Pediatric Cardiology, Arkansas Children's Hospital, Little Rock, Arkansas, USA.
Department of Pediatrics, Division of Pediatric Cardiology, University of Arkansas for Medical Sciences, Little Rock, Arkansas, USA.
Catheter Cardiovasc Interv. 2021 Sep;98(3):526-532. doi: 10.1002/ccd.29803. Epub 2021 Jun 10.
To identify medium-term results following cutting balloon angioplasty (CBA) for branch pulmonary artery stenosis (PAS) and predictors of successful intervention.
CBA has emerged as a successful alternative therapy for PAS resistant to conventional balloon angioplasty techniques but there is little information on medium and long-term outcomes.
This is a descriptive, single center, retrospective chart review of pediatric patients who underwent CBA for PAS at Arkansas Children's Hospital between May 2005 and December 2020. We reviewed demographics, procedural specifics, and 30-day complications.
Forty-four patients underwent pulmonary artery CBA on 114 pulmonary artery segments through 126 catheterization cases, totaling 148 CBA events. Thirty-three individual pulmonary arteries underwent repeat intervention. Average minimal luminal diameter increase from pre-CBA to end of follow-up was 57% (CI, 38%-75%).
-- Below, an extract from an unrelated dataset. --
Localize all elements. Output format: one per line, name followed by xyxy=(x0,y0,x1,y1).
Absence of Tetralogy of Fallot with pulmonary atresia and major aortopulmonary collateral arteries (TOF/PA/MAPCAs) and the absence of Alagille Syndrome, Williams Syndrome, or Arterial Tortuosity Syndrome (ATS) were associated with increased odds of sustained success by 70% (CI, 0.11-0.79) and 91% (CI, 0.02-0.56), respectively. Increasing the cutting balloon diameter-to-minimal luminal diameter ratio by 0.5 increased odds of successful intervention by 2.37-fold (CI, 1.7-3.3). Seven patients had 30-day complications including one death.
In the longest follow-up to date of children and adolescents who underwent CBA for branch PAS, we found that there was moderate medium-term success. Additionally, absence of TOF/PA/MAPCAs, absence of Alagille Syndrome, Williams Syndrome, or ATS, and high cutting balloon diameter-to-minimal luminal diameter ratio are predictors of sustained results.
确定经皮腔内切割球囊血管成形术(CBA)治疗肺分支动脉狭窄(PAS)的中期结果,以及预测成功干预的指标。
CBA 已成为治疗对传统球囊血管成形术技术有抵抗性的 PAS 的成功替代疗法,但关于中、长期结果的信息很少。
这是一项描述性、单中心、回顾性图表研究,研究对象为 2005 年 5 月至 2020 年 12 月期间在阿肯色儿童医院接受 CBA 治疗 PAS 的儿科患者。我们回顾了人口统计学、手术细节和 30 天并发症。
44 名患者的 114 个肺动脉段共 126 个导管插入术中接受了肺动脉 CBA,总共进行了 148 次 CBA 操作。33 个单独的肺动脉进行了重复干预。CBA 前至随访结束时最小管腔直径增加的平均值为 57%(CI,38%-75%)。无法洛四联症伴肺动脉闭锁和主要体肺侧支动脉(TOF/PA/MAPCAs),以及无 Alagille 综合征、威廉姆斯综合征或动脉迂曲综合征(ATS)与持续成功的几率增加 70%(CI,0.11-0.79)和 91%(CI,0.02-0.56)相关。切割球囊直径与最小管腔直径比值增加 0.5 倍,成功干预的几率增加 2.37 倍(CI,1.7-3.3)。7 名患者在 30 天内发生并发症,包括 1 例死亡。
在迄今为止对接受 CBA 治疗肺分支 PAS 的儿童和青少年进行的最长随访中,我们发现存在中等程度的中期成功。此外,无 TOF/PA/MAPCAs、无 Alagille 综合征、威廉姆斯综合征或 ATS 以及高切割球囊直径与最小管腔直径比值是持续结果的预测指标。